Nathan Long, a senior analyst at investment specialists Hargeaves Lansdown, explained the need for a considered approach: ‘Shopping around becomes most important when you start drawing income from your pension plan, but we know very few people choose a new pension provider when entering drawdown without advice.
There are over a million drawdown pension plans, but the ability to transfer between providers remains a well kept secret. Only a handful of people are transferring their policies every year, which is hardly surprising as most people don’t know it’s even an option.
Drawdown investors should balance the choice of investments, ease of use, availability of information, access to help and the charges they’re paying to make sure they’re with the right provider. Navigating the complexities of drawdown isn’t straightforward, so a service that makes it easy to manage your money and reguarly review your plans is crucial.’
How to review your drawdown plan
We’ve got a ten point plan for reviewing your drawdown pension to make sure you stay in control of your retirement plans:
- Review your objective – make sure your plans haven’t changed. Are you aiming to draw no income, draw sustainably for the remainder of your life, or are you trying to deliberately exhaust your pension sooner?
- Review the sustainability of your income withdrawals – re-check how long your pension will last based on the value, expected returns and how long it might have to last. Most pension schemes will have a simple way of checking this.
- Check how your pension investments are performing – compare performance to the average of similar funds, this should be shown on the fund factsheets. Read up on what investment brokers have to say about the funds you have.
- Check relative cost of investments – how much are you paying to invest? Cheapest isn’t necessarily best, but make sure you know what you’re paying for the type of funds you’ve got.
- Check investments are still right for your objectives – check the investments you hold are fit for purpose. The types of investments you choose for growing your pension are likely to be different to those you hold if you’re drawing an income.

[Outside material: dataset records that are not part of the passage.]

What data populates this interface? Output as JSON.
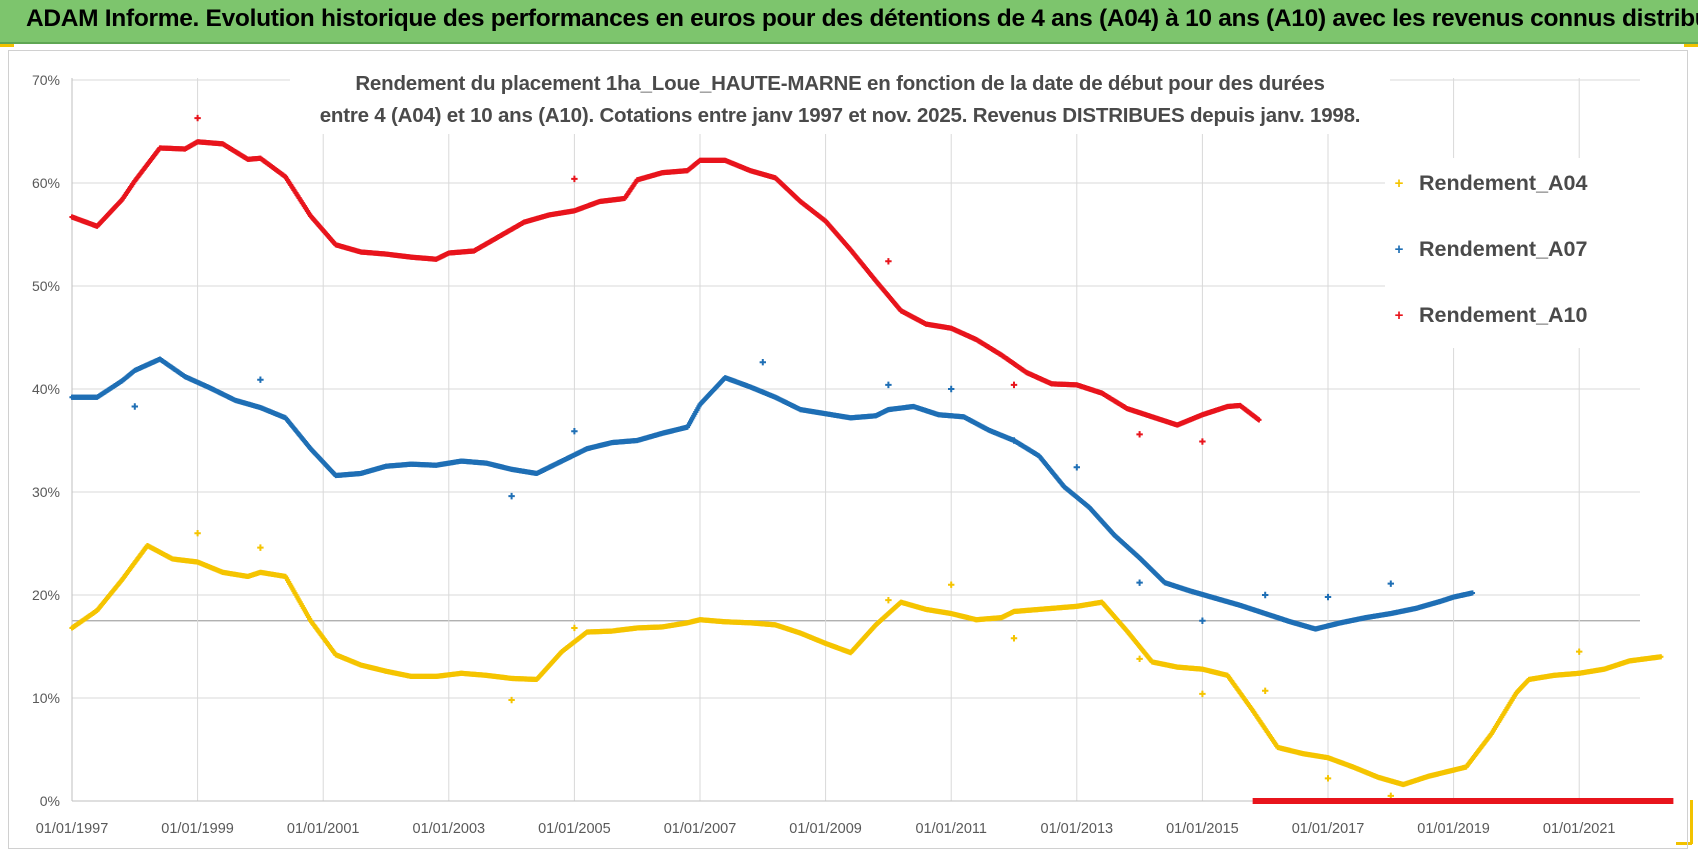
{
  "banner": {
    "title": "ADAM Informe. Evolution historique des performances en euros pour des détentions de 4 ans (A04) à 10 ans (A10) avec les revenus connus distribués"
  },
  "chart_data": {
    "type": "scatter",
    "title_line1": "Rendement du placement 1ha_Loue_HAUTE-MARNE en fonction de la date de début pour des durées",
    "title_line2": "entre 4 (A04) et 10 ans (A10).  Cotations entre janv 1997 et nov. 2025. Revenus DISTRIBUES depuis janv. 1998.",
    "xlabel": "",
    "ylabel": "",
    "x_range": [
      1997.0,
      2022.5
    ],
    "ylim": [
      0,
      70
    ],
    "y_ticks": [
      0,
      10,
      20,
      30,
      40,
      50,
      60,
      70
    ],
    "y_tick_labels": [
      "0%",
      "10%",
      "20%",
      "30%",
      "40%",
      "50%",
      "60%",
      "70%"
    ],
    "x_ticks": [
      1997,
      1999,
      2001,
      2003,
      2005,
      2007,
      2009,
      2011,
      2013,
      2015,
      2017,
      2019,
      2021
    ],
    "x_tick_labels": [
      "01/01/1997",
      "01/01/1999",
      "01/01/2001",
      "01/01/2003",
      "01/01/2005",
      "01/01/2007",
      "01/01/2009",
      "01/01/2011",
      "01/01/2013",
      "01/01/2015",
      "01/01/2017",
      "01/01/2019",
      "01/01/2021"
    ],
    "grid": true,
    "legend_position": "right",
    "series": [
      {
        "name": "Rendement_A04",
        "color": "#f5c400",
        "points": [
          [
            1997.0,
            16.8
          ],
          [
            1997.4,
            18.5
          ],
          [
            1997.8,
            21.5
          ],
          [
            1998.2,
            24.8
          ],
          [
            1998.6,
            23.5
          ],
          [
            1999.0,
            23.2
          ],
          [
            1999.4,
            22.2
          ],
          [
            1999.8,
            21.8
          ],
          [
            2000.0,
            22.2
          ],
          [
            2000.4,
            21.8
          ],
          [
            2000.8,
            17.5
          ],
          [
            2001.2,
            14.2
          ],
          [
            2001.6,
            13.2
          ],
          [
            2002.0,
            12.6
          ],
          [
            2002.4,
            12.1
          ],
          [
            2002.8,
            12.1
          ],
          [
            2003.2,
            12.4
          ],
          [
            2003.6,
            12.2
          ],
          [
            2004.0,
            11.9
          ],
          [
            2004.4,
            11.8
          ],
          [
            2004.8,
            14.5
          ],
          [
            2005.2,
            16.4
          ],
          [
            2005.6,
            16.5
          ],
          [
            2006.0,
            16.8
          ],
          [
            2006.4,
            16.9
          ],
          [
            2006.8,
            17.3
          ],
          [
            2007.0,
            17.6
          ],
          [
            2007.4,
            17.4
          ],
          [
            2007.8,
            17.3
          ],
          [
            2008.2,
            17.1
          ],
          [
            2008.6,
            16.3
          ],
          [
            2009.0,
            15.3
          ],
          [
            2009.4,
            14.4
          ],
          [
            2009.8,
            17.1
          ],
          [
            2010.2,
            19.3
          ],
          [
            2010.6,
            18.6
          ],
          [
            2011.0,
            18.2
          ],
          [
            2011.4,
            17.6
          ],
          [
            2011.8,
            17.8
          ],
          [
            2012.0,
            18.4
          ],
          [
            2012.4,
            18.6
          ],
          [
            2012.8,
            18.8
          ],
          [
            2013.0,
            18.9
          ],
          [
            2013.4,
            19.3
          ],
          [
            2013.8,
            16.5
          ],
          [
            2014.2,
            13.5
          ],
          [
            2014.6,
            13.0
          ],
          [
            2015.0,
            12.8
          ],
          [
            2015.4,
            12.2
          ],
          [
            2015.8,
            8.8
          ],
          [
            2016.2,
            5.2
          ],
          [
            2016.6,
            4.6
          ],
          [
            2017.0,
            4.2
          ],
          [
            2017.4,
            3.3
          ],
          [
            2017.8,
            2.3
          ],
          [
            2018.2,
            1.6
          ],
          [
            2018.6,
            2.4
          ],
          [
            2019.0,
            3.0
          ],
          [
            2019.2,
            3.3
          ],
          [
            2019.6,
            6.5
          ],
          [
            2020.0,
            10.5
          ],
          [
            2020.2,
            11.8
          ],
          [
            2020.6,
            12.2
          ],
          [
            2021.0,
            12.4
          ],
          [
            2021.4,
            12.8
          ],
          [
            2021.8,
            13.6
          ],
          [
            2022.3,
            14.0
          ]
        ],
        "outliers": [
          [
            1999.0,
            26.0
          ],
          [
            2000.0,
            24.6
          ],
          [
            2004.0,
            9.8
          ],
          [
            2005.0,
            16.8
          ],
          [
            2010.0,
            19.5
          ],
          [
            2011.0,
            21.0
          ],
          [
            2012.0,
            15.8
          ],
          [
            2014.0,
            13.8
          ],
          [
            2015.0,
            10.4
          ],
          [
            2016.0,
            10.7
          ],
          [
            2017.0,
            2.2
          ],
          [
            2018.0,
            0.5
          ],
          [
            2021.0,
            14.5
          ]
        ]
      },
      {
        "name": "Rendement_A07",
        "color": "#1f6fb5",
        "points": [
          [
            1997.0,
            39.2
          ],
          [
            1997.4,
            39.2
          ],
          [
            1997.8,
            40.8
          ],
          [
            1998.0,
            41.8
          ],
          [
            1998.4,
            42.9
          ],
          [
            1998.8,
            41.2
          ],
          [
            1999.2,
            40.1
          ],
          [
            1999.6,
            38.9
          ],
          [
            2000.0,
            38.2
          ],
          [
            2000.4,
            37.2
          ],
          [
            2000.8,
            34.2
          ],
          [
            2001.2,
            31.6
          ],
          [
            2001.6,
            31.8
          ],
          [
            2002.0,
            32.5
          ],
          [
            2002.4,
            32.7
          ],
          [
            2002.8,
            32.6
          ],
          [
            2003.2,
            33.0
          ],
          [
            2003.6,
            32.8
          ],
          [
            2004.0,
            32.2
          ],
          [
            2004.4,
            31.8
          ],
          [
            2004.8,
            33.0
          ],
          [
            2005.2,
            34.2
          ],
          [
            2005.6,
            34.8
          ],
          [
            2006.0,
            35.0
          ],
          [
            2006.4,
            35.7
          ],
          [
            2006.8,
            36.3
          ],
          [
            2007.0,
            38.5
          ],
          [
            2007.4,
            41.1
          ],
          [
            2007.8,
            40.2
          ],
          [
            2008.2,
            39.2
          ],
          [
            2008.6,
            38.0
          ],
          [
            2009.0,
            37.6
          ],
          [
            2009.4,
            37.2
          ],
          [
            2009.8,
            37.4
          ],
          [
            2010.0,
            38.0
          ],
          [
            2010.4,
            38.3
          ],
          [
            2010.8,
            37.5
          ],
          [
            2011.2,
            37.3
          ],
          [
            2011.6,
            36.0
          ],
          [
            2012.0,
            35.0
          ],
          [
            2012.4,
            33.5
          ],
          [
            2012.8,
            30.5
          ],
          [
            2013.2,
            28.5
          ],
          [
            2013.6,
            25.8
          ],
          [
            2014.0,
            23.6
          ],
          [
            2014.4,
            21.2
          ],
          [
            2014.8,
            20.4
          ],
          [
            2015.2,
            19.7
          ],
          [
            2015.6,
            19.0
          ],
          [
            2016.0,
            18.2
          ],
          [
            2016.4,
            17.4
          ],
          [
            2016.8,
            16.7
          ],
          [
            2017.2,
            17.3
          ],
          [
            2017.6,
            17.8
          ],
          [
            2018.0,
            18.2
          ],
          [
            2018.4,
            18.7
          ],
          [
            2018.8,
            19.4
          ],
          [
            2019.0,
            19.8
          ],
          [
            2019.3,
            20.2
          ]
        ],
        "outliers": [
          [
            1998.0,
            38.3
          ],
          [
            2000.0,
            40.9
          ],
          [
            2004.0,
            29.6
          ],
          [
            2005.0,
            35.9
          ],
          [
            2008.0,
            42.6
          ],
          [
            2010.0,
            40.4
          ],
          [
            2011.0,
            40.0
          ],
          [
            2012.0,
            35.0
          ],
          [
            2013.0,
            32.4
          ],
          [
            2014.0,
            21.2
          ],
          [
            2015.0,
            17.5
          ],
          [
            2016.0,
            20.0
          ],
          [
            2017.0,
            19.8
          ],
          [
            2018.0,
            21.1
          ]
        ]
      },
      {
        "name": "Rendement_A10",
        "color": "#e8141c",
        "points": [
          [
            1997.0,
            56.7
          ],
          [
            1997.4,
            55.8
          ],
          [
            1997.8,
            58.4
          ],
          [
            1998.0,
            60.2
          ],
          [
            1998.4,
            63.4
          ],
          [
            1998.8,
            63.3
          ],
          [
            1999.0,
            64.0
          ],
          [
            1999.4,
            63.8
          ],
          [
            1999.8,
            62.3
          ],
          [
            2000.0,
            62.4
          ],
          [
            2000.4,
            60.6
          ],
          [
            2000.8,
            56.8
          ],
          [
            2001.2,
            54.0
          ],
          [
            2001.6,
            53.3
          ],
          [
            2002.0,
            53.1
          ],
          [
            2002.4,
            52.8
          ],
          [
            2002.8,
            52.6
          ],
          [
            2003.0,
            53.2
          ],
          [
            2003.4,
            53.4
          ],
          [
            2003.8,
            54.8
          ],
          [
            2004.2,
            56.2
          ],
          [
            2004.6,
            56.9
          ],
          [
            2005.0,
            57.3
          ],
          [
            2005.4,
            58.2
          ],
          [
            2005.8,
            58.5
          ],
          [
            2006.0,
            60.3
          ],
          [
            2006.4,
            61.0
          ],
          [
            2006.8,
            61.2
          ],
          [
            2007.0,
            62.2
          ],
          [
            2007.4,
            62.2
          ],
          [
            2007.8,
            61.2
          ],
          [
            2008.2,
            60.5
          ],
          [
            2008.6,
            58.2
          ],
          [
            2009.0,
            56.3
          ],
          [
            2009.4,
            53.5
          ],
          [
            2009.8,
            50.5
          ],
          [
            2010.2,
            47.6
          ],
          [
            2010.6,
            46.3
          ],
          [
            2011.0,
            45.9
          ],
          [
            2011.4,
            44.8
          ],
          [
            2011.8,
            43.3
          ],
          [
            2012.2,
            41.6
          ],
          [
            2012.6,
            40.5
          ],
          [
            2013.0,
            40.4
          ],
          [
            2013.4,
            39.6
          ],
          [
            2013.8,
            38.1
          ],
          [
            2014.2,
            37.3
          ],
          [
            2014.6,
            36.5
          ],
          [
            2015.0,
            37.5
          ],
          [
            2015.4,
            38.3
          ],
          [
            2015.6,
            38.4
          ],
          [
            2015.9,
            37.0
          ]
        ],
        "outliers": [
          [
            1999.0,
            66.3
          ],
          [
            2005.0,
            60.4
          ],
          [
            2010.0,
            52.4
          ],
          [
            2012.0,
            40.4
          ],
          [
            2014.0,
            35.6
          ],
          [
            2015.0,
            34.9
          ]
        ],
        "zero_segment": {
          "x_start": 2015.8,
          "x_end": 2022.5,
          "value": 0
        }
      }
    ]
  }
}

- Rebalance your investments – if you’re holding several different investments in retirement they’ll have grown at different rates and so may be out of kilter. Make sure the balance you want is still what you’ve got.
- Get a revised annuity quote – Check what an annuity might pay you, and make sure you plug in all the details of your health. As you get older, you normally get a better pay out. Plus annuity rates vary with changes in Government bond prices and how long we’re expected to live. An annuity purchase doesn’t need to be all or nothing, you could use just part of your pension.

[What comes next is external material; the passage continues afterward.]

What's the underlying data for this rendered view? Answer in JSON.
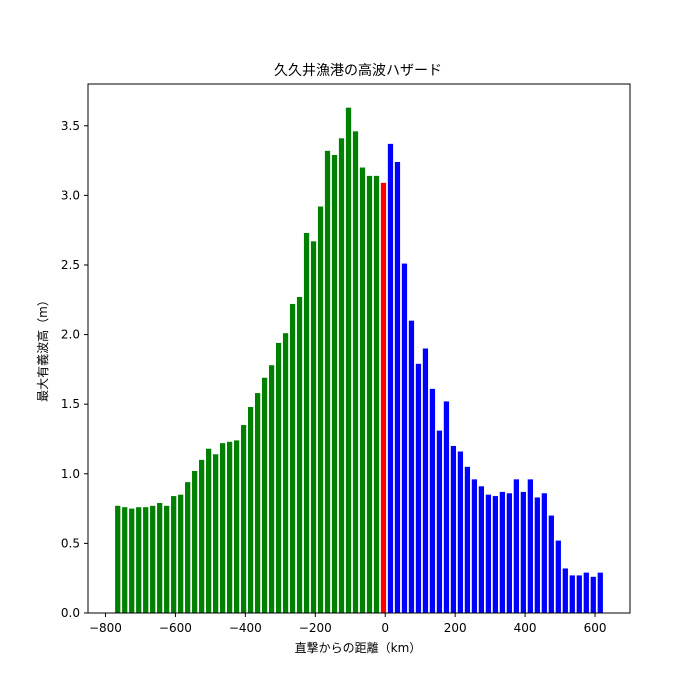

- Review your cash emergency fund – everyone should have at least 3-6 months’ worth of expenses held as cash, plus an amount to cover any spending from capital in the next 5 years. If you’re only drawing the income from your investments add an additional years’ worth of income, but make that 2-3 years if you’re drawing down more aggressively.
- Monitor your pension – this won’t make you immune to poor investment returns, but logging in every 3 months should avoid most nasty surprises.
- Review your beneficiaries – review who you’ve told your pension provider that you’d like to benefit if you die. This isn’t binding, but gives a huge steer for the trustees of the pension. It’s also worth considering setting up a power of attorney so someone can look after your affairs if you can’t. This is particularly relevant for drawdown as it can be managed until late in life and one in three of us is expected to develop dementia.
How to transfer
If the balance of investment choice, ease of use, available information, access to help and costs leaves you feeling short changed, it could be time to look for another provider. Once you’ve settled on a new provider a transfer should be pretty straight forward. Contact the new provider and they will help you complete any paperwork, it may even be possible to apply online.